Doctors in India are warning about a peculiar hazard. In a new case study this week, they detail having to remove a can of aerosol spray deodorant from a patient’s rectum. It’s an injury made even more potentially dangerous due to the risk of fire or explosion should the offending object be removed “using cautery or any energy device,” they write.
Household objects getting stuck inside people’s butts is nothing new. This behavior can be the result of mental illness, curiosity among people (often kids) who just didn’t know better, or sexual play gone wrong.
But according to the authors of this new paper, published Monday in BMJ Case Reports, finding a “deodorant aerosol spray can” inside a patient’s rectum is especially rare. The discovery was apparently enough to compel them to issue a warning to others about the possible risks that could come with this particular kind of rectal object.
For one, our bodies contain gases that can ignite with the right spark during surgery, and accidents in the operating room have occasionally happened as a result. But aerosol cans contain a potent mix of pressurized flammable chemicals, adding to the real risk of fire or explosion should the can inadvertently be punctured or deployed during removal, “especially during any surgical procedures to remove the foreign body using cautery or any energy devices,” the authors wrote in the abstract.
According to the paper, it’s not clear just why this can ended up inside the person’s body. The 21-year-old patient arrived at an emergency room suffering from abdominal pain and told doctors that the can was inserted in his rectum a day earlier by “two unknown people” while he was under the influence of alcohol. But he couldn’t provide any other details.
Because of the risks involved, the doctors opted to put the man under general anesthesia before attempting to remove the can.
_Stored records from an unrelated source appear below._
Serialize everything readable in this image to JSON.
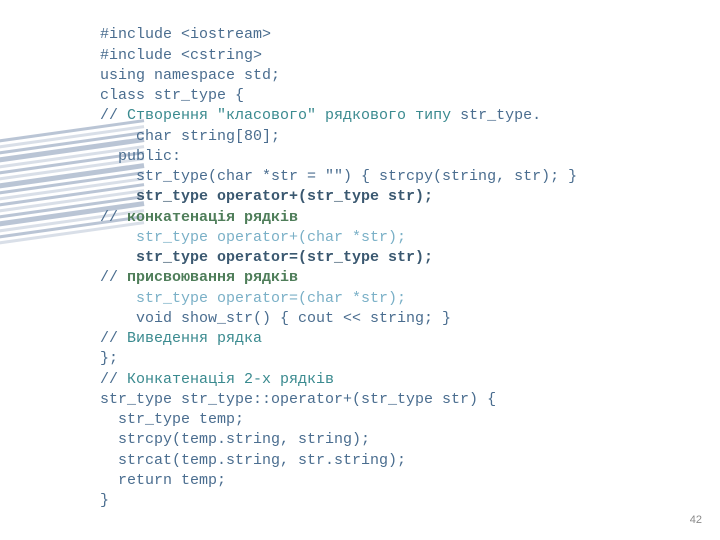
{
  "code": {
    "l01": "#include <iostream>",
    "l02": "#include <cstring>",
    "l03": "using namespace std;",
    "l04": "class str_type {",
    "l05a": "// ",
    "l05b": "Створення \"класового\" рядкового типу",
    "l05c": " str_type.",
    "l06": "    char string[80];",
    "l07": "  public:",
    "l08": "    str_type(char *str = \"\") { strcpy(string, str); }",
    "l09": "    str_type operator+(str_type str);",
    "l10a": "// ",
    "l10b": "конкатенація рядків",
    "l11": "    str_type operator+(char *str);",
    "l12": "    str_type operator=(str_type str);",
    "l13a": "// ",
    "l13b": "присвоювання рядків",
    "l14": "    str_type operator=(char *str);",
    "l15": "    void show_str() { cout << string; }",
    "l16a": "// ",
    "l16b": "Виведення рядка",
    "l17": "};",
    "l18a": "// ",
    "l18b": "Конкатенація 2-х рядків",
    "l19": "str_type str_type::operator+(str_type str) {",
    "l20": "  str_type temp;",
    "l21": "  strcpy(temp.string, string);",
    "l22": "  strcat(temp.string, str.string);",
    "l23": "  return temp;",
    "l24": "}"
  },
  "page_number": "42"
}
Thankfully, the procedure didn’t require any incisions, and simple abdominal pressure was enough to get the object (a can of Axe spray) out, without any complications. Afterward, the man was given psychological evaluation and counseling, and he was reported to be doing well at his last follow-up.
The authors wrote that “deodorant aerosol spray can in the rectum has not been reported previously.” Yet they seem to have missed one such case report in 2010 from doctors in Saudi Arabia, in which a deodorant spray can was inserted in the rectum as “a result of erotic activity in a 23-years-old single male.” But the authors are right to warn others about the risks of operating under these conditions. Last year, according to a national database of injuries recorded at ERs in the U.S., at least one person inserted a deodorant spray can into their own rectum, apparently to help with their constipation, while another person inserted some kind of “aerosol container.”
So, yeah. On the long list of things that shouldn’t be up there, cans of anything flammable have got to rank pretty high.
This article has been updated with additional details from the case report.